Trump annonce la démission du secrétaire par intérim de la Sécurité intérieure, Kevin McAleenan, après six mois

Kevin McAleenan, secrétaire par intérim du département de la Sécurité intérieure, est le chef provisoire du département.

McAleenan, 48 ans, est le quatrième secrétaire par intérim ou confirmé à occuper le poste de 240 000 fonctionnaires depuis la prise de fonction du président Trump.

Trump a annoncé sa sortie vendredi dans une série de tweets, expliquant qu'il "veut passer plus de temps avec sa famille et aller dans le secteur privé".

M. McAleenan a également évoqué son départ dans un communiqué, remerciant le président de lui avoir offert la possibilité de servir le pays et décrivant les "progrès considérables" accomplis par le département au cours de son mandat.

Plusieurs sources ont dit à la Examinateur de Washington Au moment de la nomination de McAleenan au DHS, en avril, Trump le testait pour savoir s’il était en mesure de rester permanent et de mettre en œuvre son programme, en raison de sa réputation au sein du département de s’être opposé à certaines politiques d’immigration et de frontières de la Maison Blanche.

La famille de McAleenan a également donné pendant des années aux seules causes démocratiques, y compris des milliers à Hillary Clinton et Barack Obama, selon les archives fédérales.

McAleenan est avocat et a travaillé pendant quinze ans pour le compte de l’agence américaine du ministère des douanes et de la protection des frontières. Il a travaillé au Bureau des opérations sur le terrain du CBP avant d’être promu en 2014 au deuxième poste de responsable politique de l’agence, qui compte 60 000 personnes, en tant que commissaire adjoint.

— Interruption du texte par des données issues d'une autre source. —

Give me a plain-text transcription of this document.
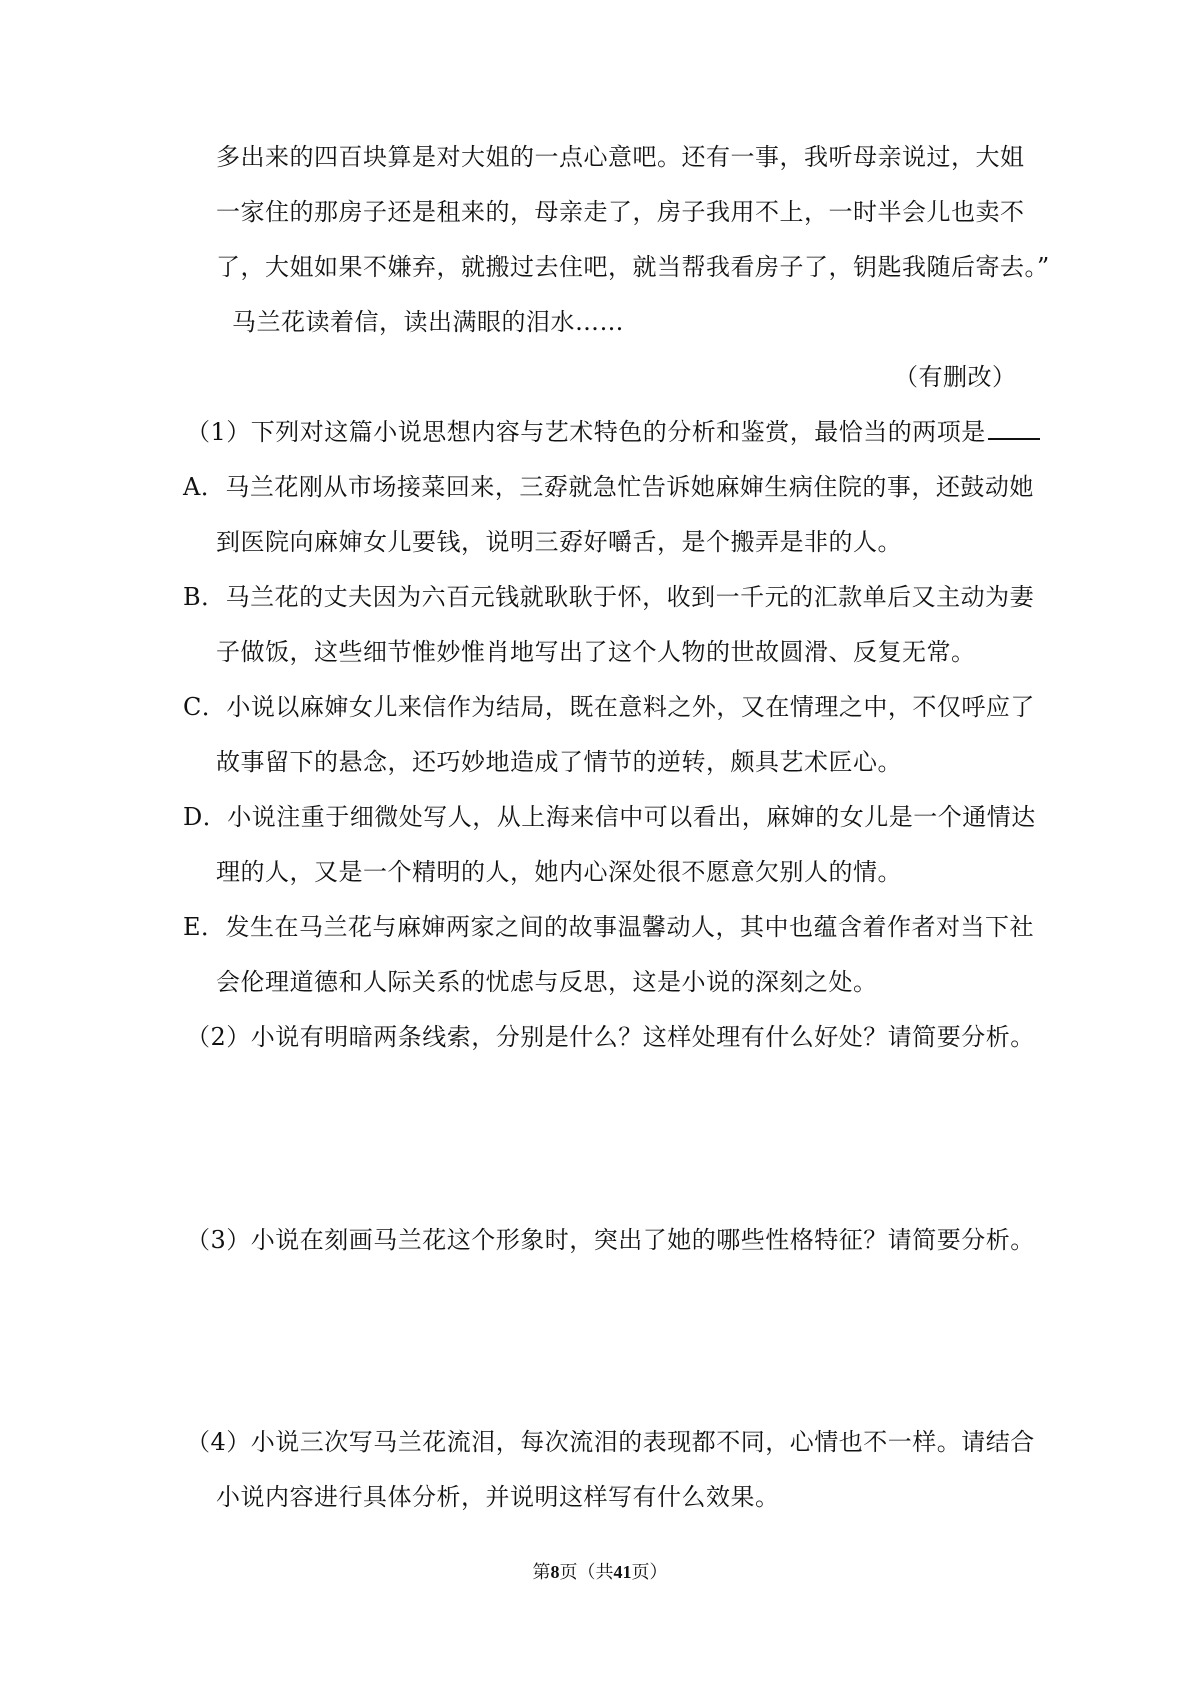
多出来的四百块算是对大姐的一点心意吧。还有一事，我听母亲说过，大姐
一家住的那房子还是租来的，母亲走了，房子我用不上，一时半会儿也卖不
了，大姐如果不嫌弃，就搬过去住吧，就当帮我看房子了，钥匙我随后寄去。”
马兰花读着信，读出满眼的泪水……
（有删改）
（1）下列对这篇小说思想内容与艺术特色的分析和鉴赏，最恰当的两项是
A．马兰花刚从市场接菜回来，三孬就急忙告诉她麻婶生病住院的事，还鼓动她
到医院向麻婶女儿要钱，说明三孬好嚼舌，是个搬弄是非的人。
B．马兰花的丈夫因为六百元钱就耿耿于怀，收到一千元的汇款单后又主动为妻
子做饭，这些细节惟妙惟肖地写出了这个人物的世故圆滑、反复无常。
C．小说以麻婶女儿来信作为结局，既在意料之外，又在情理之中，不仅呼应了
故事留下的悬念，还巧妙地造成了情节的逆转，颇具艺术匠心。
D．小说注重于细微处写人，从上海来信中可以看出，麻婶的女儿是一个通情达
理的人，又是一个精明的人，她内心深处很不愿意欠别人的情。
E．发生在马兰花与麻婶两家之间的故事温馨动人，其中也蕴含着作者对当下社
会伦理道德和人际关系的忧虑与反思，这是小说的深刻之处。
（2）小说有明暗两条线索，分别是什么？这样处理有什么好处？请简要分析。
（3）小说在刻画马兰花这个形象时，突出了她的哪些性格特征？请简要分析。
（4）小说三次写马兰花流泪，每次流泪的表现都不同，心情也不一样。请结合
小说内容进行具体分析，并说明这样写有什么效果。
第8页（共41页）
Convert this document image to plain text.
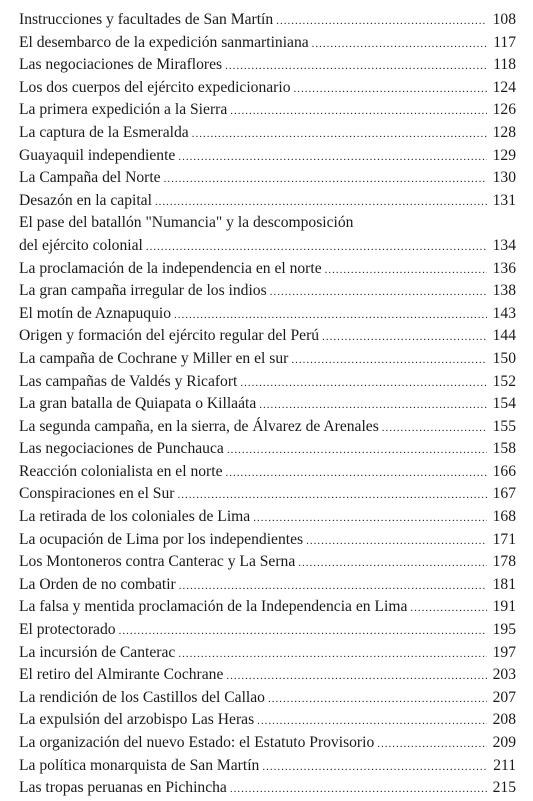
Instrucciones y facultades de San Martín .....	108
El desembarco de la expedición sanmartiniana .....	117
Las negociaciones de Miraflores .....	118
Los dos cuerpos del ejército expedicionario .....	124
La primera expedición a la Sierra .....	126
La captura de la Esmeralda .....	128
Guayaquil independiente .....	129
La Campaña del Norte .....	130
Desazón en la capital .....	131
El pase del batallón "Numancia" y la descomposición
del ejército colonial .....	134
La proclamación de la independencia en el norte .....	136
La gran campaña irregular de los indios .....	138
El motín de Aznapuquio .....	143
Origen y formación del ejército regular del Perú .....	144
La campaña de Cochrane y Miller en el sur .....	150
Las campañas de Valdés y Ricafort .....	152
La gran batalla de Quiapata o Killaáta .....	154
La segunda campaña, en la sierra, de Álvarez de Arenales .....	155
Las negociaciones de Punchauca .....	158
Reacción colonialista en el norte .....	166
Conspiraciones en el Sur .....	167
La retirada de los coloniales de Lima .....	168
La ocupación de Lima por los independientes .....	171
Los Montoneros contra Canterac y La Serna .....	178
La Orden de no combatir .....	181
La falsa y mentida proclamación de la Independencia en Lima .....	191
El protectorado .....	195
La incursión de Canterac .....	197
El retiro del Almirante Cochrane .....	203
La rendición de los Castillos del Callao .....	207
La expulsión del arzobispo Las Heras .....	208
La organización del nuevo Estado: el Estatuto Provisorio .....	209
La política monarquista de San Martín .....	211
Las tropas peruanas en Pichincha .....	215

McAleenan a été nommé commissaire par intérim de la CBP en janvier 2017. Il a été officiellement nommé chef permanent en mai 2017 et confirmé 77 à 19 par le Sénat en mars 2018.

Trump a promu McAleenan en avril lorsque la secrétaire de l'époque, Kirstjen Nielsen, est partie.

Au cours des deux années passées à McAleenan en tant que haut responsable des frontières du pays, le nombre de personnes arrivant à la frontière est passé de 16 000 par mois à plus de 144 000 par mois. Lorsqu'il a pris ses fonctions à Homeland Security ce printemps, lui et la Maison-Blanche ont appelé à un financement supplémentaire pour faire face à la montée en puissance. Alors que Trump a appelé à des solutions immédiates, McAleenan s'est concentré sur le traitement des causes profondes et sur la recherche de solutions prises en charge par deux partis.

Les législateurs démocrates se sont plaints du fait que le CBP n'en faisait pas assez pour s'occuper des personnes placées en détention. Les rapports de l'inspecteur général et des médias du DHS ont confirmé les affirmations des démocrates.

Les républicains ont affirmé que la "crise frontalière" était due aux "failles" des anciennes lois qui attiraient les migrants. Les législateurs n'ont pas adopté une réforme complète de l'immigration et, fin mai, Trump a menacé d'imposer des droits de douane au Mexique si elle n'empêchait pas les migrants de passer. le pays aux États-Unis.

Depuis lors, le nombre de personnes rencontrées à la frontière sud-ouest, y compris les demandeurs d'asile, est tombé à moins de la moitié du taux de mai.

McAleenan s'est crédité dans une récente entrevue pour ces progrès, affirmant que c’était le résultat d’années de pourparlers avec des partenaires d’Amérique centrale. Les autorités américaines ont documenté quatre augmentations de l'immigration de ce type au cours des cinq dernières années.